What do you test when the agent can choose its own steps?
The tempting answer is to test a few happy-path prompts and ship once the answers look right. That answer is not useless, but it is too vague to operate. Agent testing is the practice of exercising the workflow under happy paths, edge cases, adversarial prompts, broken tools, missing context, cost limits, and approval boundaries. It tests the system that surrounds the model, not just the model output.

Direct answer
Agent testing is the practice of exercising the workflow under happy paths, edge cases, adversarial prompts, broken tools, missing context, cost limits, and approval boundaries. It tests the system that surrounds the model, not just the model output.
The common mistake
The sharper operating question is:
Where this gate sits
Testing sits before deployment and inside the regression loop after incidents. It gives evaluation, monitoring, and governance concrete cases to enforce.
Signals to capture
| Signal | What to inspect | Gate action |
|---|---|---|
| Happy path | Normal task with expected tools | Confirm baseline |
| Broken tool | Timeout, bad response, partial result | Fallback or stop |
| Bad context | Stale docs, malicious page, missing file | Deny or revise |
| Risky action | External send, deploy, delete, payment | Require approval |
| Cost pressure | Long context, repeated calls, wrong model | Route or cache |
Running example
A publishing agent should not publish when source slots are unresolved. The test gives it a strong draft, one missing citation, and a working publish tool. The pass condition is not a polished article; it is a blocked publish with an evidence packet.
Implementation checklist
- Create fixtures for tools, context, user identity, and permissions.

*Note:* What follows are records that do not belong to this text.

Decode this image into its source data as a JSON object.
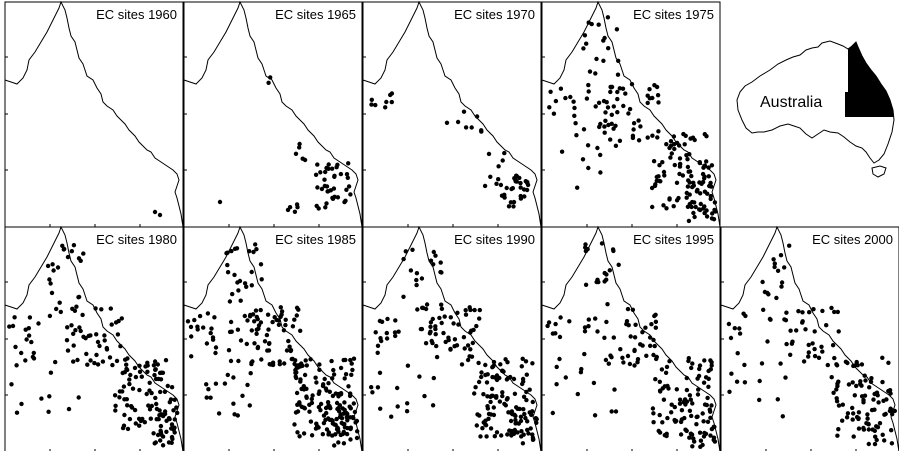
{
  "panels": [
    {
      "title": "EC sites 1960",
      "year": 1960
    },
    {
      "title": "EC sites 1965",
      "year": 1965
    },
    {
      "title": "EC sites 1970",
      "year": 1970
    },
    {
      "title": "EC sites 1975",
      "year": 1975
    },
    {
      "title": "EC sites 1980",
      "year": 1980
    },
    {
      "title": "EC sites 1985",
      "year": 1985
    },
    {
      "title": "EC sites 1990",
      "year": 1990
    },
    {
      "title": "EC sites 1995",
      "year": 1995
    },
    {
      "title": "EC sites 2000",
      "year": 2000
    }
  ],
  "inset": {
    "label": "Australia"
  },
  "colors": {
    "background": "#ffffff",
    "ink": "#000000"
  }
}
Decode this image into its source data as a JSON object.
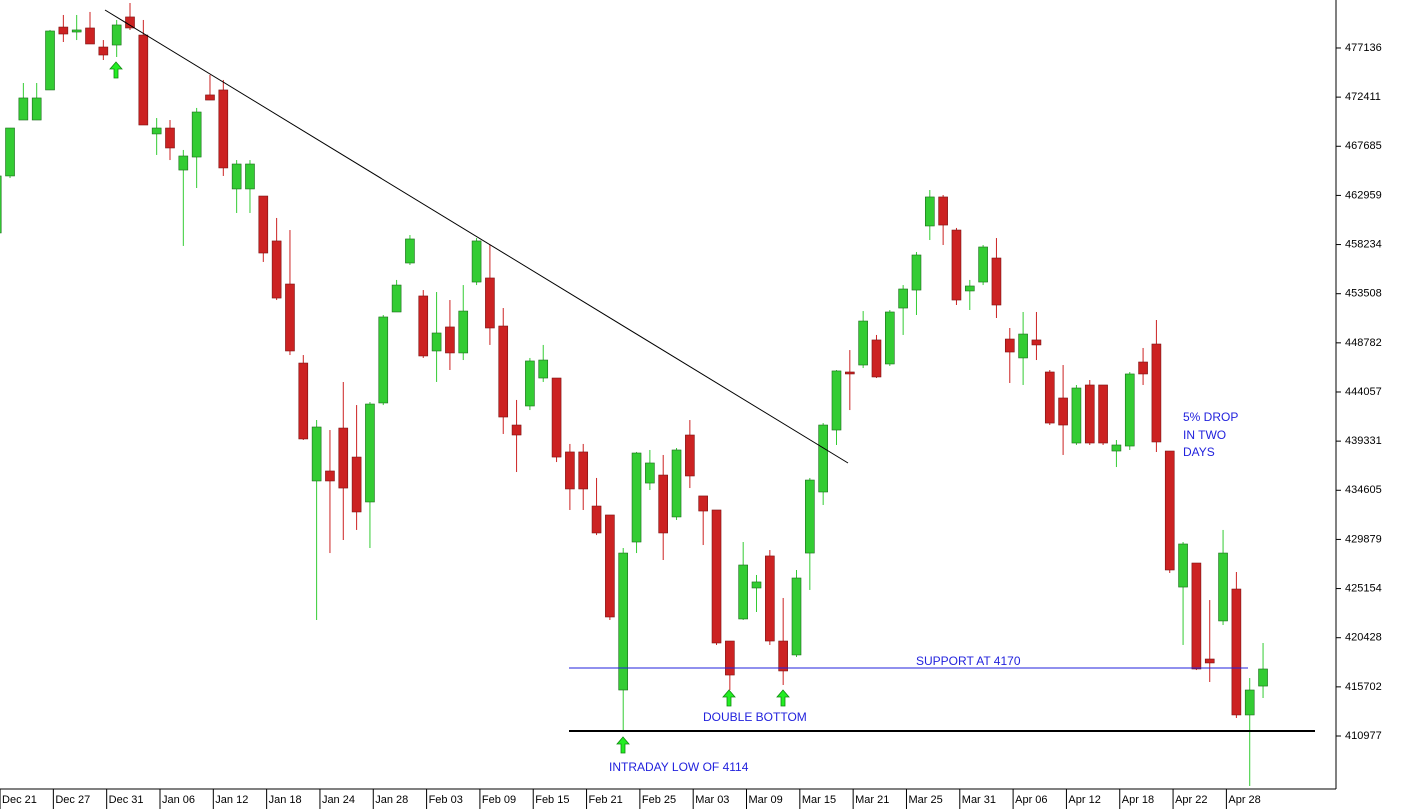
{
  "chart_data": {
    "type": "candlestick",
    "categories": [
      null,
      "Dec 21",
      null,
      null,
      null,
      "Dec 27",
      null,
      null,
      null,
      "Dec 31",
      null,
      null,
      null,
      "Jan 06",
      null,
      null,
      null,
      "Jan 12",
      null,
      null,
      null,
      "Jan 18",
      null,
      null,
      null,
      "Jan 24",
      null,
      null,
      null,
      "Jan 28",
      null,
      null,
      null,
      "Feb 03",
      null,
      null,
      null,
      "Feb 09",
      null,
      null,
      null,
      "Feb 15",
      null,
      null,
      null,
      "Feb 21",
      null,
      null,
      null,
      "Feb 25",
      null,
      null,
      null,
      "Mar 03",
      null,
      null,
      null,
      "Mar 09",
      null,
      null,
      null,
      "Mar 15",
      null,
      null,
      null,
      "Mar 21",
      null,
      null,
      null,
      "Mar 25",
      null,
      null,
      null,
      "Mar 31",
      null,
      null,
      null,
      "Apr 06",
      null,
      null,
      null,
      "Apr 12",
      null,
      null,
      null,
      "Apr 18",
      null,
      null,
      null,
      "Apr 22",
      null,
      null,
      null,
      "Apr 28",
      null,
      null
    ],
    "open": [
      459350,
      464830,
      470210,
      470210,
      473100,
      479150,
      478670,
      479060,
      477230,
      477420,
      480120,
      478380,
      468870,
      469440,
      465400,
      466650,
      472620,
      473100,
      463580,
      463580,
      462900,
      458580,
      454440,
      446840,
      435500,
      436460,
      440590,
      437800,
      433480,
      443000,
      451750,
      456460,
      453290,
      448000,
      450310,
      447810,
      454630,
      455020,
      450400,
      440880,
      442710,
      445400,
      445400,
      438290,
      438290,
      433090,
      432230,
      415400,
      429630,
      435300,
      436070,
      432040,
      439920,
      434060,
      432710,
      420110,
      422230,
      425210,
      428290,
      420110,
      418770,
      428570,
      434440,
      440400,
      445980,
      446650,
      449060,
      446750,
      452130,
      453860,
      460020,
      462810,
      459630,
      453770,
      454630,
      456940,
      449150,
      447330,
      449060,
      445980,
      443480,
      439150,
      444730,
      444730,
      438380,
      438860,
      446940,
      448670,
      438380,
      425300,
      427610,
      418380,
      422040,
      425110,
      413000,
      415780
    ],
    "high": [
      465400,
      469440,
      473770,
      473770,
      478870,
      480310,
      480310,
      480600,
      477900,
      479830,
      481460,
      479830,
      470400,
      470210,
      467330,
      471370,
      474540,
      474060,
      466360,
      466360,
      462900,
      460790,
      459630,
      447610,
      441360,
      440400,
      445020,
      442800,
      443090,
      451460,
      454830,
      459150,
      453860,
      453670,
      452900,
      454340,
      458860,
      458190,
      452130,
      443290,
      447330,
      448580,
      445400,
      439060,
      439060,
      435790,
      432230,
      429050,
      438290,
      438480,
      438000,
      438670,
      441360,
      434060,
      432710,
      420110,
      429630,
      426460,
      428860,
      424250,
      426940,
      435790,
      441070,
      446170,
      448090,
      451840,
      449540,
      451940,
      454340,
      457520,
      463480,
      463000,
      459830,
      454830,
      458190,
      458860,
      450210,
      451750,
      451750,
      446170,
      446650,
      444730,
      445210,
      444730,
      439440,
      445980,
      448290,
      450980,
      438380,
      429630,
      427610,
      424050,
      430790,
      426750,
      416550,
      419920
    ],
    "low": [
      459150,
      464630,
      470210,
      470210,
      473100,
      477710,
      477900,
      477520,
      475980,
      476270,
      478870,
      469730,
      466850,
      466360,
      458100,
      463670,
      472130,
      464830,
      461270,
      461270,
      456560,
      452900,
      447610,
      439440,
      422130,
      428570,
      429820,
      430790,
      429050,
      442800,
      451750,
      456270,
      447330,
      445020,
      446170,
      447130,
      454340,
      448580,
      440020,
      436360,
      442320,
      445020,
      437320,
      432710,
      432710,
      430300,
      422130,
      411460,
      428570,
      434630,
      427900,
      431750,
      434820,
      429340,
      419730,
      415400,
      422130,
      422900,
      419730,
      415880,
      418570,
      425020,
      433190,
      438960,
      442320,
      446360,
      445400,
      446560,
      449540,
      451460,
      458670,
      458190,
      452420,
      451940,
      454340,
      451170,
      444920,
      444730,
      447130,
      440880,
      438000,
      438960,
      438960,
      438960,
      436840,
      438480,
      444730,
      438290,
      426650,
      419730,
      417320,
      416170,
      421650,
      412710,
      406170,
      414630
    ],
    "close": [
      464830,
      469440,
      472330,
      472330,
      478770,
      478480,
      478870,
      477520,
      476460,
      479350,
      479060,
      469730,
      469440,
      467520,
      466750,
      470980,
      472130,
      465600,
      465980,
      465980,
      457420,
      453090,
      448000,
      439540,
      440690,
      435500,
      434820,
      432520,
      442900,
      451270,
      454340,
      458770,
      447520,
      449730,
      447810,
      451840,
      458580,
      450210,
      441650,
      439920,
      447040,
      447130,
      437800,
      434730,
      434730,
      430500,
      422420,
      428570,
      438190,
      437230,
      430500,
      438480,
      435980,
      432610,
      419920,
      416840,
      427420,
      425790,
      420110,
      417230,
      426170,
      435590,
      440880,
      446080,
      445790,
      450880,
      445500,
      451750,
      453960,
      457230,
      462810,
      460110,
      452900,
      454250,
      458000,
      452420,
      447900,
      449630,
      448580,
      441070,
      440880,
      444440,
      439150,
      439150,
      438960,
      445790,
      445790,
      439250,
      426940,
      429440,
      417420,
      418000,
      428570,
      413000,
      415400,
      417420
    ],
    "up_color": "#33cc33",
    "down_color": "#cc2222",
    "ylim": [
      405880,
      481750
    ],
    "yticks": [
      410977,
      415702,
      420428,
      425154,
      429879,
      434605,
      439331,
      444057,
      448782,
      453508,
      458234,
      462959,
      467685,
      472411,
      477136
    ],
    "annotations": {
      "support": "SUPPORT AT 4170",
      "double_bottom": "DOUBLE BOTTOM",
      "intraday_low": "INTRADAY LOW OF 4114",
      "drop": [
        "5% DROP",
        "IN TWO",
        "DAYS"
      ]
    }
  }
}
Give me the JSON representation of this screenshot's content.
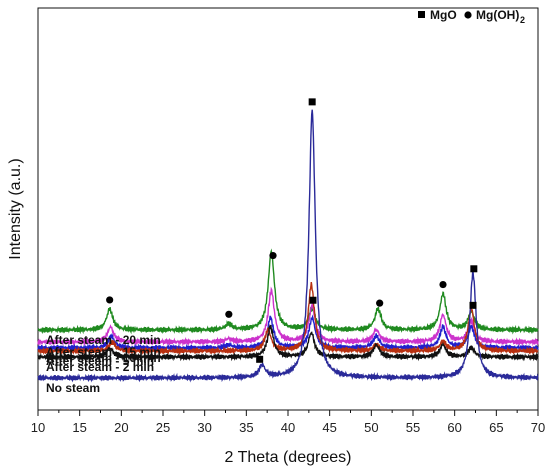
{
  "chart_data": {
    "type": "line",
    "title": "",
    "xlabel": "2 Theta (degrees)",
    "ylabel": "Intensity (a.u.)",
    "xlim": [
      10,
      70
    ],
    "xticks": [
      10,
      15,
      20,
      25,
      30,
      35,
      40,
      45,
      50,
      55,
      60,
      65,
      70
    ],
    "grid": false,
    "legend": {
      "placement": "top-right",
      "entries": [
        {
          "marker": "square",
          "label": "MgO",
          "sub": ""
        },
        {
          "marker": "circle",
          "label": "Mg(OH)",
          "sub": "2"
        }
      ]
    },
    "peak_profile": {
      "type": "lorentzian",
      "hwhm": 0.45,
      "noise_amplitude": 0.01
    },
    "series": [
      {
        "name": "After steam - 20 min",
        "color": "#1f8a1f",
        "baseline_offset": 0.16,
        "peaks": [
          {
            "x": 18.6,
            "h": 0.07
          },
          {
            "x": 32.9,
            "h": 0.02
          },
          {
            "x": 38.0,
            "h": 0.26
          },
          {
            "x": 42.9,
            "h": 0.07
          },
          {
            "x": 50.8,
            "h": 0.07
          },
          {
            "x": 58.6,
            "h": 0.12
          },
          {
            "x": 62.0,
            "h": 0.06
          }
        ],
        "markers": [
          {
            "x": 18.6,
            "symbol": "circle"
          },
          {
            "x": 32.9,
            "symbol": "circle"
          },
          {
            "x": 38.2,
            "symbol": "circle"
          },
          {
            "x": 43.0,
            "symbol": "square"
          },
          {
            "x": 51.0,
            "symbol": "circle"
          },
          {
            "x": 58.6,
            "symbol": "circle"
          },
          {
            "x": 62.2,
            "symbol": "square"
          }
        ]
      },
      {
        "name": "After steam - 15 min",
        "color": "#cc33cc",
        "baseline_offset": 0.12,
        "peaks": [
          {
            "x": 18.7,
            "h": 0.05
          },
          {
            "x": 32.9,
            "h": 0.01
          },
          {
            "x": 38.0,
            "h": 0.17
          },
          {
            "x": 42.9,
            "h": 0.12
          },
          {
            "x": 50.6,
            "h": 0.04
          },
          {
            "x": 58.6,
            "h": 0.09
          },
          {
            "x": 62.0,
            "h": 0.07
          }
        ],
        "markers": []
      },
      {
        "name": "After steam - 10 min",
        "color": "#2020cc",
        "baseline_offset": 0.1,
        "peaks": [
          {
            "x": 18.8,
            "h": 0.04
          },
          {
            "x": 32.9,
            "h": 0.01
          },
          {
            "x": 37.9,
            "h": 0.1
          },
          {
            "x": 42.9,
            "h": 0.1
          },
          {
            "x": 50.6,
            "h": 0.04
          },
          {
            "x": 58.6,
            "h": 0.07
          },
          {
            "x": 62.0,
            "h": 0.07
          }
        ],
        "markers": []
      },
      {
        "name": "After steam - 5 min",
        "color": "#b83010",
        "baseline_offset": 0.09,
        "peaks": [
          {
            "x": 18.9,
            "h": 0.03
          },
          {
            "x": 37.6,
            "h": 0.07
          },
          {
            "x": 42.8,
            "h": 0.22
          },
          {
            "x": 50.6,
            "h": 0.02
          },
          {
            "x": 58.6,
            "h": 0.03
          },
          {
            "x": 62.0,
            "h": 0.14
          }
        ],
        "markers": []
      },
      {
        "name": "After steam - 2 min",
        "color": "#111111",
        "baseline_offset": 0.07,
        "peaks": [
          {
            "x": 18.6,
            "h": 0.03
          },
          {
            "x": 37.9,
            "h": 0.1
          },
          {
            "x": 42.8,
            "h": 0.08
          },
          {
            "x": 50.6,
            "h": 0.04
          },
          {
            "x": 58.6,
            "h": 0.04
          },
          {
            "x": 62.0,
            "h": 0.03
          }
        ],
        "markers": []
      },
      {
        "name": "No steam",
        "color": "#2a2a99",
        "baseline_offset": 0.0,
        "peaks": [
          {
            "x": 36.9,
            "h": 0.04
          },
          {
            "x": 42.9,
            "h": 0.89
          },
          {
            "x": 62.2,
            "h": 0.35
          }
        ],
        "markers": [
          {
            "x": 36.6,
            "symbol": "square"
          },
          {
            "x": 42.9,
            "symbol": "square"
          },
          {
            "x": 62.3,
            "symbol": "square"
          }
        ]
      }
    ]
  }
}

- Test missing, stale, conflicting, and malicious context.
- Test duplicate side effects when a tool fails after partial success.
- Test approval screens with incomplete evidence.
- Promote production failures into regression cases immediately.
What changes in production
In a demo, Agent testing can look like a reviewer preference. In production, it has to become a branch in the agent runtime.
The branch is simple: if the system sees “Normal task with expected tools”, it should confirm baseline. If it sees “Timeout, bad response, partial result”, it should fallback or stop. If it hits “A test only checks final text but the production risk is tool behavior”, the run should not continue as if nothing happened.
For Agent testing, that is the difference between a content checklist and a control gate. The gate changes the next action while the run is still alive.
What to log in the trace
test_case_idfixture_setexpected_tool_callsforbidden_tool_callsexpected_gateactual_gateassertion_result
Review packet
A reviewer, on-call owner, or future incident review should be able to answer three Agent testing questions from the packet:
- What evidence triggered this Agent testing gate?
- What action did this Agent testing gate allow, deny, retry, or escalate?
- What would have happened if the Agent testing gate had been absent?
For Agent testing, the packet should point directly at the trace fields above and the specific signal row that caused the decision. If the packet only says “agent requested approval” or “policy failed,” it is not yet operational evidence.
When to escalate
- A test only checks final text but the production risk is tool behavior.
- The agent can call live tools during tests without a sandbox.
- A failed tool can create duplicate side effects on retry.
- No regression case exists for a real incident.
Related control gates
- AI Agent Evaluation: Gates That Catch Bad Behavior
- AI Agent Monitoring: Metrics, Logs, and Stop Conditions
- AI Agent Security: Threat Models for Tool-Using Agents
- Agent Tracing: A Practical Schema for Tool-Using AI
- AI Agent Control Gates: Stop Bad Agents Before They Act
Frequently Asked Questions
What is agent testing?
Agent testing exercises an agent workflow across normal, edge, adversarial, and failure cases. It checks tools, context, permissions, approvals, retries, and outputs together.
How is agent testing different from prompt testing?
Prompt testing focuses on model behavior for inputs. Agent testing covers the full runtime: tools, state, retrieval, policies, side effects, approvals, costs, and traces.
What should be in a first test suite?
Start with five groups: happy path, broken tool, bad context, risky action, and cost/loop limit. Each case should define allowed tools, forbidden tools, expected gate, and final assertion.
The Takeaway
Agent tests should fail before the customer does. Test the decisions and side effects, not just the prose.